The course will cover auditing requirements, audit planning, preparation, knowledge, auditor skills, interviews, documents and records review, objective evidence, audit report writing and corrective action.

Why should you attend?

Attendees should attend this seminar for risk management and improvement purposes to identify weaknesses, problems, compliance risks, and improvement opportunities.

Who Will Benefit:

Quality Manager
Quality Associate
Quality Engineer
Quality Technician
Regulatory Associate

Speaker and Presenter Information

Joseph Azary
Director Regulatory and Quality at Sekisui American Diagnostica

Joseph Azary has over 25 years of quality and regulatory experience in the medical device industry. Joseph is currently the Vice President of Quality Assurance & International Regulatory Affiars at Z-Medica, LLC.

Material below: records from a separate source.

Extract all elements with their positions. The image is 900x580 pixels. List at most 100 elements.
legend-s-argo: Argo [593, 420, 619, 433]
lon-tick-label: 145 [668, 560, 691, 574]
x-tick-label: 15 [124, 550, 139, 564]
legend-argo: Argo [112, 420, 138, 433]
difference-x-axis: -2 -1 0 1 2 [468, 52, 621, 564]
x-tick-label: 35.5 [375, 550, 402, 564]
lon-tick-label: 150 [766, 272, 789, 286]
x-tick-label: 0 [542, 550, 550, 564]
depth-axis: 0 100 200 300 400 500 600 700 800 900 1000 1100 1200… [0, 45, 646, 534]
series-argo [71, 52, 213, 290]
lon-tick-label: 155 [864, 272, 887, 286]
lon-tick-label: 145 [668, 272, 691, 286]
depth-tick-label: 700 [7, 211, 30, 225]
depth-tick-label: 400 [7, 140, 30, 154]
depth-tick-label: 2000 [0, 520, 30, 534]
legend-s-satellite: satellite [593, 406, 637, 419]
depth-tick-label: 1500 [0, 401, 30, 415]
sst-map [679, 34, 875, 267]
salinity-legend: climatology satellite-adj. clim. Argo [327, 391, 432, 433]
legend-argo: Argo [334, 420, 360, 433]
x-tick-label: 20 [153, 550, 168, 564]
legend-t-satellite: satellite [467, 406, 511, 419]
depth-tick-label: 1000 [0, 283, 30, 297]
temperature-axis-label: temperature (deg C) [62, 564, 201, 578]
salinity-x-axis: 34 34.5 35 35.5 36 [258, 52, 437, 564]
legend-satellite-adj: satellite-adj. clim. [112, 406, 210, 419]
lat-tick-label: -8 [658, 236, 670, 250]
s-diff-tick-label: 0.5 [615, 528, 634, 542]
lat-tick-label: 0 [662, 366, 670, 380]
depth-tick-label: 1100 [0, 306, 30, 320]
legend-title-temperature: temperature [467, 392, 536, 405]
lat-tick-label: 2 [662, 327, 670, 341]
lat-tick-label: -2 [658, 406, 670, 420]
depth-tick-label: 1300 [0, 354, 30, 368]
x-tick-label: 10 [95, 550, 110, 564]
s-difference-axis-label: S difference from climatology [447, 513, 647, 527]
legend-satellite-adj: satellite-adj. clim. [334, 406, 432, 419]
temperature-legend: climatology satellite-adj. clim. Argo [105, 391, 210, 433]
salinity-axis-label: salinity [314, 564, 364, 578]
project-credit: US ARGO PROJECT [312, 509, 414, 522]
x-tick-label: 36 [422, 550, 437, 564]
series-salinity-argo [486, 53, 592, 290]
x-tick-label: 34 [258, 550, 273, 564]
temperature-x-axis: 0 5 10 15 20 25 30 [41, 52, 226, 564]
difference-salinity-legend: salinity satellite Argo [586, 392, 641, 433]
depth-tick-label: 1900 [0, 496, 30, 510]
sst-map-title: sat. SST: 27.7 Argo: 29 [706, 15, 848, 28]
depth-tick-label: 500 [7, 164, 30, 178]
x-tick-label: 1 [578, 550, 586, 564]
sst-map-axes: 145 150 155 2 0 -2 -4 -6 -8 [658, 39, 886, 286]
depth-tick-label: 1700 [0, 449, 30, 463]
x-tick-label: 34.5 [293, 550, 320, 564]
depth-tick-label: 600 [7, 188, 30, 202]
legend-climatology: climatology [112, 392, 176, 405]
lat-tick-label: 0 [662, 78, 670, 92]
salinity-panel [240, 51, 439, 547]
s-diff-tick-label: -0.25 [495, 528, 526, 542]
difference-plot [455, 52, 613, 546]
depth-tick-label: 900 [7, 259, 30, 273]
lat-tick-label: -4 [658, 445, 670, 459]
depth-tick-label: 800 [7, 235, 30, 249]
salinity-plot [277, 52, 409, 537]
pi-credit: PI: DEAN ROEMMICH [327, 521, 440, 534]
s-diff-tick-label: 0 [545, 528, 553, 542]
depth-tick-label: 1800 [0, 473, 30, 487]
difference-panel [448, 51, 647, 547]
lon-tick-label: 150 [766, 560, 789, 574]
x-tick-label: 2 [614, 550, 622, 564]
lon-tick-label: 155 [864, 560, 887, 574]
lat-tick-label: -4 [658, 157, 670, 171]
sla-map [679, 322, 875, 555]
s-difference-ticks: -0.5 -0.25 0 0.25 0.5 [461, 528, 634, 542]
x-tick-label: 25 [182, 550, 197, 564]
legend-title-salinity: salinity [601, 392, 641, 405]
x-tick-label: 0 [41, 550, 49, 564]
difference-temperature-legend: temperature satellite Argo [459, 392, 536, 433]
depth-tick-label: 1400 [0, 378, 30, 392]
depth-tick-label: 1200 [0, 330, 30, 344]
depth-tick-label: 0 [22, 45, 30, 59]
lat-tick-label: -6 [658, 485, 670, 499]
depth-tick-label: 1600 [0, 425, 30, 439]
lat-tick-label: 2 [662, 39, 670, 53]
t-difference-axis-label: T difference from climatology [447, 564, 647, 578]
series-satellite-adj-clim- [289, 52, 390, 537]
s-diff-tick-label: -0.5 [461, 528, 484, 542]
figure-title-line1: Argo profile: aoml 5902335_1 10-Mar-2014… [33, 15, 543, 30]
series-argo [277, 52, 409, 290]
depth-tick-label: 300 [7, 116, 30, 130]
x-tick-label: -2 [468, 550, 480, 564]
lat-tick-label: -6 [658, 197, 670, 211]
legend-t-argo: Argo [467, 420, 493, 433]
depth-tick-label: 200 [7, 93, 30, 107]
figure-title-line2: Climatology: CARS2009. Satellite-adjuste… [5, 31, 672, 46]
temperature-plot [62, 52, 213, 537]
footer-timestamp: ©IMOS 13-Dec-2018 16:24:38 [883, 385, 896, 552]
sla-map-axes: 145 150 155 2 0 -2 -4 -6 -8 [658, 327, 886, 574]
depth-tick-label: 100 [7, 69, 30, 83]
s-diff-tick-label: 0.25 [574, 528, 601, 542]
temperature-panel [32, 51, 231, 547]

Joseph Azary has worked for companies such as US Surgical (now part of Covidien), Johnson & Johnson, Fujifilm Medical, and Sekisui Diagnostics. Mr. Azary was a consultant for 10 years working with approximately 180 companies. He has sold his consulting company, Azary Technologies in 2008.

Joseph has a bachelor’s degree in Biological Science from University of Connecticut and a Masters of Business Administration (MBA) in public health from Sacred Heart University. Joseph is an ASQ Certified Quality Auditor (CQA).